4th of July: A Two Day Affair
First off, in my family, it is all about the food. When it comes to our 4th of July parties and food, we mean serious business.
My dad and I, with my grandpa (as veteran supervisor, mischief-maker, and taste-tester extraordinaire) begin the slow smoking of the meat the day before, on the 3rd of July, at early hour of 9 in the morning. That can be difficult for someone who has been delighting in the late nights and alarm-less mornings of summer break, but I always seem to manage. The past couple of years, we have been using a Horizon Ranger Backyard Smoker, a 600 lb. beast of a smoker.
We keep it on a flat bed trailer for easy storage and moving around the property. Even with a large barrel and a smoking chimney, it takes most of the 3rd to finish smoking the meat. And there is a lot of it. This year, we smoked about 24 lbs. of beef brisket, 4 full racks of spare ribs, 30 bratwurst, 6 Lousiana hot links (extras from last month’s gumbo), and a dozen chicken breasts over the course of about ten hours.
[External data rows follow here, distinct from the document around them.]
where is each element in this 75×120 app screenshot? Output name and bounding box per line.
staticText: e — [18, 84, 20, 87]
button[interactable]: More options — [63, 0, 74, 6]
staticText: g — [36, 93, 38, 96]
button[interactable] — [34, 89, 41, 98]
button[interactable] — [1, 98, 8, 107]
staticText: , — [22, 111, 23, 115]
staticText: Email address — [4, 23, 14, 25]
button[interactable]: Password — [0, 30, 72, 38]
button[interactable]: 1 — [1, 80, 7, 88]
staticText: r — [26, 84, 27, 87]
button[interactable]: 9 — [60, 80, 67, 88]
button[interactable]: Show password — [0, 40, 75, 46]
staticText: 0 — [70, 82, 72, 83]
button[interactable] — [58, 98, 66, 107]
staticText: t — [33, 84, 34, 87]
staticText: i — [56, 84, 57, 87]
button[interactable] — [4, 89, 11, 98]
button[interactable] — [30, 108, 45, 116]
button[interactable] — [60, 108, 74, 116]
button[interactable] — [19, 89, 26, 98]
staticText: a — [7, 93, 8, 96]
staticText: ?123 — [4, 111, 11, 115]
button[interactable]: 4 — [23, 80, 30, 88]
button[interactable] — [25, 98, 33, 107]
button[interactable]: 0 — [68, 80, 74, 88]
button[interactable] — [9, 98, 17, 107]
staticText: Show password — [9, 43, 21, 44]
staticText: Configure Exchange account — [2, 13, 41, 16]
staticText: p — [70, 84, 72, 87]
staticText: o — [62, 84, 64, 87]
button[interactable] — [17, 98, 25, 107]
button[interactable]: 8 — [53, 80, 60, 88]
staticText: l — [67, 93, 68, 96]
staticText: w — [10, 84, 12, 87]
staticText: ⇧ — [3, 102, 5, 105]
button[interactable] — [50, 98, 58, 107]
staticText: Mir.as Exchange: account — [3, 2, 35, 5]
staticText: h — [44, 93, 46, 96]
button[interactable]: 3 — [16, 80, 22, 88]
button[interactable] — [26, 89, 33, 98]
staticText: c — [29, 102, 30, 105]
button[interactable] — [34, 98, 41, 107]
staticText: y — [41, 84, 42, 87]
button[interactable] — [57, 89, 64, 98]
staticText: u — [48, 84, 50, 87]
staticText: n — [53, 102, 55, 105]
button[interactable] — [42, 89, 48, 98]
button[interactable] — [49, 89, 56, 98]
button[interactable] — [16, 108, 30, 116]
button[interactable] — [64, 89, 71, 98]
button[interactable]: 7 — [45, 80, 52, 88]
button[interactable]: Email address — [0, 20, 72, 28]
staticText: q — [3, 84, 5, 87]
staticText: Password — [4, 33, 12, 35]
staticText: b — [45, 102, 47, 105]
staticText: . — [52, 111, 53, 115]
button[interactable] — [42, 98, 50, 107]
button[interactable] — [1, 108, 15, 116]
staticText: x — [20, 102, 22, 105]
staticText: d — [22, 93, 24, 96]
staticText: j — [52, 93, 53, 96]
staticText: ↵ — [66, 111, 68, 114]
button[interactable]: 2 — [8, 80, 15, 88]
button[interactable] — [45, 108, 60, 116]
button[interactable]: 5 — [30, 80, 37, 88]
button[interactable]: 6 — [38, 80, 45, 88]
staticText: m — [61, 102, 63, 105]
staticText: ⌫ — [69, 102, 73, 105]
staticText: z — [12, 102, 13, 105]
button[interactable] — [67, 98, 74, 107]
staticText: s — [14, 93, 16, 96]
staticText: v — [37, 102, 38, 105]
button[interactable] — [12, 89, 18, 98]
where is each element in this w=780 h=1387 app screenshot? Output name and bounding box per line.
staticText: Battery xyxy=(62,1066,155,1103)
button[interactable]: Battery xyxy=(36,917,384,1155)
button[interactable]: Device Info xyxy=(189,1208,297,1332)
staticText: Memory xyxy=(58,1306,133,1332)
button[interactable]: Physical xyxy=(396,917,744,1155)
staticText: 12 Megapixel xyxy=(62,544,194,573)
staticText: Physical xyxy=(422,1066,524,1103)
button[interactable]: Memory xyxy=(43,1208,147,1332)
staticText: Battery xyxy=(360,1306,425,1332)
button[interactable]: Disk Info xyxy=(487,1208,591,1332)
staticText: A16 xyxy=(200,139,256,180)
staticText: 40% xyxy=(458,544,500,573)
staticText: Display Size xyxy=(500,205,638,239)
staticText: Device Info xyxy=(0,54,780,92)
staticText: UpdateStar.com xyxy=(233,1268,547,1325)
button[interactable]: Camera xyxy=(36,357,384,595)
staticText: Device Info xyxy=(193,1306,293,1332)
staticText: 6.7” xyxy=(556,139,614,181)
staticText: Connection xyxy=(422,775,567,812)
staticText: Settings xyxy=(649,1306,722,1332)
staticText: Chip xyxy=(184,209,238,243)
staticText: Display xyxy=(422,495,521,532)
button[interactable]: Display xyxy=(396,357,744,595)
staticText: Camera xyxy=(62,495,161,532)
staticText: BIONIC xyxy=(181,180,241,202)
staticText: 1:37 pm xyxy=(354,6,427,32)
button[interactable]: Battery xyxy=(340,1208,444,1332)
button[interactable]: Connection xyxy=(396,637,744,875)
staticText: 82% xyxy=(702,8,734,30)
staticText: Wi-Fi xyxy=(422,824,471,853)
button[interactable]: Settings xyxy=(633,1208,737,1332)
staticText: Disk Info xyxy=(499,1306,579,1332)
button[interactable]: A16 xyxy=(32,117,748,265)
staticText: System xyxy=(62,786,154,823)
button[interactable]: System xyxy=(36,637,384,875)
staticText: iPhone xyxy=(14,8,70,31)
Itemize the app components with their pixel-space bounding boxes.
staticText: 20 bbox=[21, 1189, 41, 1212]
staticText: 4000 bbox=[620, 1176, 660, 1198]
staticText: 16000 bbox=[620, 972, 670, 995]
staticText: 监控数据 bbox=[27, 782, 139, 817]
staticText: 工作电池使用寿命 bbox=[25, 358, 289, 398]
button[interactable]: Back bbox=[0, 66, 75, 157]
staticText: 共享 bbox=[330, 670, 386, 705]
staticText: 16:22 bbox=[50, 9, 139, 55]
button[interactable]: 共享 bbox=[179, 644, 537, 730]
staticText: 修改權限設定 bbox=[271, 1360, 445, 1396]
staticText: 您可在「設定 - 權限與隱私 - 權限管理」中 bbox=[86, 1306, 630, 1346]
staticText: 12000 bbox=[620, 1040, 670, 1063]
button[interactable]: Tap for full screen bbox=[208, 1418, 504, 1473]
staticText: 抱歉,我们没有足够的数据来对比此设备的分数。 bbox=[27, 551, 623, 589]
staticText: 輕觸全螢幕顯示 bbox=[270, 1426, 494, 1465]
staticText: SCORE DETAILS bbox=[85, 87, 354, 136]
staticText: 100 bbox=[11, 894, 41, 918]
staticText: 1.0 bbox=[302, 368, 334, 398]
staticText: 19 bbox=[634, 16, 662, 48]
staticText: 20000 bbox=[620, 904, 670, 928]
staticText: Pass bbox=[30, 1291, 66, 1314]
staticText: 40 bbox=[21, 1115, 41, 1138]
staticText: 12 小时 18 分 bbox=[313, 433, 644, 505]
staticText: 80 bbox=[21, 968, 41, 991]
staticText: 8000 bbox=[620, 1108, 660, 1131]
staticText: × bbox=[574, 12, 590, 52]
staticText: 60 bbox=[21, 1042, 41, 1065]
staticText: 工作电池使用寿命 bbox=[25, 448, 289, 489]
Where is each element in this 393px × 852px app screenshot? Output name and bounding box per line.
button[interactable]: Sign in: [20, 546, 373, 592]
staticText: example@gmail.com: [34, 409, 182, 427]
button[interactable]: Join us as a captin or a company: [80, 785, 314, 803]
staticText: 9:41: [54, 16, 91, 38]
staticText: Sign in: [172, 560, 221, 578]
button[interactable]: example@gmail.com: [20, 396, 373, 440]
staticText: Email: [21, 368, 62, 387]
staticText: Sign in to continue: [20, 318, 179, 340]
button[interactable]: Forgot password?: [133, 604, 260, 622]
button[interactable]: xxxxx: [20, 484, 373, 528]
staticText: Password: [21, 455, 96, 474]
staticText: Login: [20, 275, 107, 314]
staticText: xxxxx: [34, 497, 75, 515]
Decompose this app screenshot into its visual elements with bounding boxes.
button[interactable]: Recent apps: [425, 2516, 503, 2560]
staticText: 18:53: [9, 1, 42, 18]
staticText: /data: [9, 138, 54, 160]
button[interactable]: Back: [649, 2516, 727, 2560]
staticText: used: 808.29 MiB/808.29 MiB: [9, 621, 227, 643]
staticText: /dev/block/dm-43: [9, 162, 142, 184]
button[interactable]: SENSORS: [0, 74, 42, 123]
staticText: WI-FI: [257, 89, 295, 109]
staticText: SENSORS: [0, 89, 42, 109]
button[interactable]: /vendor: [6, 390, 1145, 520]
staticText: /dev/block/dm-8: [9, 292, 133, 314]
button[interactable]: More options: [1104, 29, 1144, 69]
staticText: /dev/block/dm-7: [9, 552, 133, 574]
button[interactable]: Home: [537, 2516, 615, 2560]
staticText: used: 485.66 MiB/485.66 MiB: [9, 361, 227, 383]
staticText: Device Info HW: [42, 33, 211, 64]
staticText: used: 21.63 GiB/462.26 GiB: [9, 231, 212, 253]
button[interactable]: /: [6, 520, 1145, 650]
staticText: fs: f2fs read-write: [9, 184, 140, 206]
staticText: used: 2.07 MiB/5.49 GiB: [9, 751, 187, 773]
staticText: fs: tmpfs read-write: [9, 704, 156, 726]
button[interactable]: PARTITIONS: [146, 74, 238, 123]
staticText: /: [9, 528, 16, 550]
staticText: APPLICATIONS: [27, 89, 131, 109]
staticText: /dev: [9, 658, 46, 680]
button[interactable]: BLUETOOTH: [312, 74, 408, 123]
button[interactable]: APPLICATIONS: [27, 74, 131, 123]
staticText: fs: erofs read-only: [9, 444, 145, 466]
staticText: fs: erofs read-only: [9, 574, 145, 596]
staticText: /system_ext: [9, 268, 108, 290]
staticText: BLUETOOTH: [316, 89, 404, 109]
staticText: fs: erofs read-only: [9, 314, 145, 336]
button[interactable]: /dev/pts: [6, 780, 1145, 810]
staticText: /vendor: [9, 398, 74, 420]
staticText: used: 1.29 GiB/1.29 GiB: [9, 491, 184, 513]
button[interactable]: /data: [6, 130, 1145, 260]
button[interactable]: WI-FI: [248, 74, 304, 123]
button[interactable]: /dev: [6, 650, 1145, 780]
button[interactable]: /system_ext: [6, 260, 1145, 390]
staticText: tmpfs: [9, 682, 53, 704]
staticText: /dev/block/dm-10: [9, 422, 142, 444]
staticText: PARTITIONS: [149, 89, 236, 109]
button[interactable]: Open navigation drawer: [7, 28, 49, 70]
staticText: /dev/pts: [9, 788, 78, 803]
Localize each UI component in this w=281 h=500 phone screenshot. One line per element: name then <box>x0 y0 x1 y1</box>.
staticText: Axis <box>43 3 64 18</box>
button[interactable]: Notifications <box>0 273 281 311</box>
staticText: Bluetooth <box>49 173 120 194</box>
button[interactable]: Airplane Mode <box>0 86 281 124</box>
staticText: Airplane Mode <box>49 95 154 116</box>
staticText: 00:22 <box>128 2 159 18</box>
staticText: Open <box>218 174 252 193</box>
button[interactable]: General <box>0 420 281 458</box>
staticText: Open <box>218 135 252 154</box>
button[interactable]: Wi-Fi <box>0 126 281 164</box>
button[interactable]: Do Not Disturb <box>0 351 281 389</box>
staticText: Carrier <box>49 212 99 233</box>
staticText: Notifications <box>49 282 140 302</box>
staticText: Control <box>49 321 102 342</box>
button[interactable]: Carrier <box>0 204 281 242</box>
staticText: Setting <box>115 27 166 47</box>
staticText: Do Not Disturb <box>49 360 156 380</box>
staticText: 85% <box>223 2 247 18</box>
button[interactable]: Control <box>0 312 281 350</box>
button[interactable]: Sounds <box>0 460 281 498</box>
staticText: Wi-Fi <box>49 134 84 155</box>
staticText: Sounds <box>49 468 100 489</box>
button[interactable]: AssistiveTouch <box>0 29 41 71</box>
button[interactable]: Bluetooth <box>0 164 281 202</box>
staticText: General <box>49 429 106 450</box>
While the meat was cooking, the rest of the prep work continued apace. Others were there to help and there were day shades and tents to erect and stake down, white plastic tables to wash and set-up, chairs to hose down and line up. Yet, for the better part of the day, we sat and relaxed and talked.
Secondly, my family has been all about the stories. We looked at old family photos from when days before my memory: when I was white blond and chubby, my dad and grandpa didn’t have grey hair, and only two of my many cousins had been born.
We rifled through a crumbling cardboard box that I fished out of a corner of the garage. Dozens of blood obsidian chunks, cut ad uncut geodes, fossilized clam shells, pumice stones, and other gems and minerals filled this box. As we looked through it, my dad and grandpa regaled us with stories of searching dried up river banks, fields in far away places, and forests for the collection that now sat before us.
For the hottest part of the afternoon, we sat inside with the lights off and the fans on, as we talked quietly about random topics that came up, or as we watched news of Hurricane Arthur descending on the East Coast. We all wished we could have slept through the heat of the day.
Today was all about tradition. Since we cooked the meat, everyone else brings side dishes: watermelon, potato salad, green salad, tomatoes, pecan pie, Jell-o, sodas, ice, and everything else a BBQ in Southern California needs. It is also tradition for the family to graze throughout the day as we come back for seconds, for a run-by snack, or as we stand and talk. Tradition also says that we invite practically everyone we know to come enjoy the festivities. Cousins from Kansas and from local areas, aunts, uncles, friends of the family, friends that have been around so long they are family, neighbors, friends without a place to celebrate, people from church, college friends; if we know you, you’re welcome to stop by and eat up.
The last tradition began I don’t know when, but it has been happening for almost as long as I can remember. My grandma used to make us participate in an ad-hoc 4th of July Erikson parade down the street and around the corner and back, which always seemed to interrupt my play time as a child. Now she can sit back and relax as others have taken up the torch and continue the parade. To the fanfares of music and the banging of anything we can put our hands on (from pie tins to old water jugs), we make our strung out and unorganized way through the neighborhood; yet, it is something that the neighbors have come to look forward to, and anyone we invite is welcome to participate.
We very rarely do fireworks anymore. Now-a-days, it’s sparklers for the boys to enjoy and that’s it. Enough of the neighbors buy fireworks that we can enjoy theirs. In truth, though, now that most of us are older, the day is more about good food and the ties that bind us as a family, and much less about the sparkling lights.